Il y avait plusieurs façons de contrer l’insuffisance surrénale, la faible réserve surrénalienne et l’excès de minéralocorticoïdes. Cependant, le traitement substitutif par glucocorticoïdes avec la PN, la dexaméthasone ou l’hydrocortisone était une pratique clinique courante. La PN était connue pour avoir des effets palliatifs et anticancéreux, comme il est exposé plus loin.

[145] L’AA, un inhibiteur de l’enzyme CYP17, s’est avéré utile dans le traitement du cancer de la prostate. Le rôle des inhibiteurs de l’enzyme CYP17 (également appelés inhibiteurs de la synthèse des androgènes) dans le traitement du cancer de la prostate est reconnu dans le brevet 422.

[146] Les premières publications, telles que Gerber (1990), donnent à penser que lorsque les taux d’APS augmentent, les patients peuvent être traités avec une combinaison de kétoconazole et d’un glucocorticoïde. Potter (1995) et Barrie (1994) ont décrit l’activité de l’AA in vitro et chez l’animal. L’AA était basé sur le kétoconazole et O’Donnell (2004) notait que l’AA faisait passer la testostérone en dessous des valeurs obtenues par castration. O’Donnell (2004) est un article important de l’art antérieur, dont les limites ont été discutées plus tôt, mais l’essentiel de la preuve indique que O’Donnell a montré la voie vers le brevet.

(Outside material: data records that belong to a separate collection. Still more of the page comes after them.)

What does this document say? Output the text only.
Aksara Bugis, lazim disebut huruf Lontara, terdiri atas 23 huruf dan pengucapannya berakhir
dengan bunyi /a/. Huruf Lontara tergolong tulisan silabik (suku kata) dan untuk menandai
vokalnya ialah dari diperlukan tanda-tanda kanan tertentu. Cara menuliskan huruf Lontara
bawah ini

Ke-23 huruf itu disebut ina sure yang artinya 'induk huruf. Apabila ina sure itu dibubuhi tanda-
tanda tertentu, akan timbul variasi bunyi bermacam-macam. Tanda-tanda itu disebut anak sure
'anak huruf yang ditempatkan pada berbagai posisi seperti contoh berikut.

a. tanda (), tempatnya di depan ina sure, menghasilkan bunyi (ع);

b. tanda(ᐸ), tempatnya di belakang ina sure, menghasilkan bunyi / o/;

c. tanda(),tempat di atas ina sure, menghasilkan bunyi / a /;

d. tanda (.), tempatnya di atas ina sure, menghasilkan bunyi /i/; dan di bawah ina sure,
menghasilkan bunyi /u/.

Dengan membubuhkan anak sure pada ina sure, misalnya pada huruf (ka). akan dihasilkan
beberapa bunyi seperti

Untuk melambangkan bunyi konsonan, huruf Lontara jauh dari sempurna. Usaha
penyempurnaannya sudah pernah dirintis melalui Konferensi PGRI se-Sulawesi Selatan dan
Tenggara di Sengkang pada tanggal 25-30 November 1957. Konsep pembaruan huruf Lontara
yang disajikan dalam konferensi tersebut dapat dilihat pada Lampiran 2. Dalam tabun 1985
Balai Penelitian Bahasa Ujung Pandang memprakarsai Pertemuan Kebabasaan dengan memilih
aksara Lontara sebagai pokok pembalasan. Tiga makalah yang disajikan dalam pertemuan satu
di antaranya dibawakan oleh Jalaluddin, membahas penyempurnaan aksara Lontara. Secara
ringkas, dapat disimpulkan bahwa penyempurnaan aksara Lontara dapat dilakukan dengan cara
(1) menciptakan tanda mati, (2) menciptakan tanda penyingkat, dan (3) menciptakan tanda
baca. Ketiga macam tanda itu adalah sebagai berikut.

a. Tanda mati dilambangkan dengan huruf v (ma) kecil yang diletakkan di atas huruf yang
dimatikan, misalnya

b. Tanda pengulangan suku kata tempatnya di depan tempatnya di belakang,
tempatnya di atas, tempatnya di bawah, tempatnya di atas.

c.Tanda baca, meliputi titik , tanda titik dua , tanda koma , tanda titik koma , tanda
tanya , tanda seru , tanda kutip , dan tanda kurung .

[147] L’AA était administré avec un traitement substitutif par glucocorticoïdes, tout comme le kétoconazole et l’aminoglutéthimide. La nécessité d’un traitement substitutif par glucocorticoïdes a été reconnue même par le Dr de Bono, qui voulait éviter de l’utiliser dans ses études le plus longtemps possible.

[148] La preuve montre que l’AA était plus sélectif que les deux autres inhibiteurs connus de l’enzyme CYP17, qui avaient comme effet souhaitable de diminuer les androgènes, mais aussi comme effets indésirables de diminuer les taux de cortisol et d’augmenter les minéralocorticoïdes. Ces effets pouvaient se solder par une insuffisance surrénale combinée à un excès de minéralocorticoïdes, une situation potentiellement fatale en l’absence de traitement.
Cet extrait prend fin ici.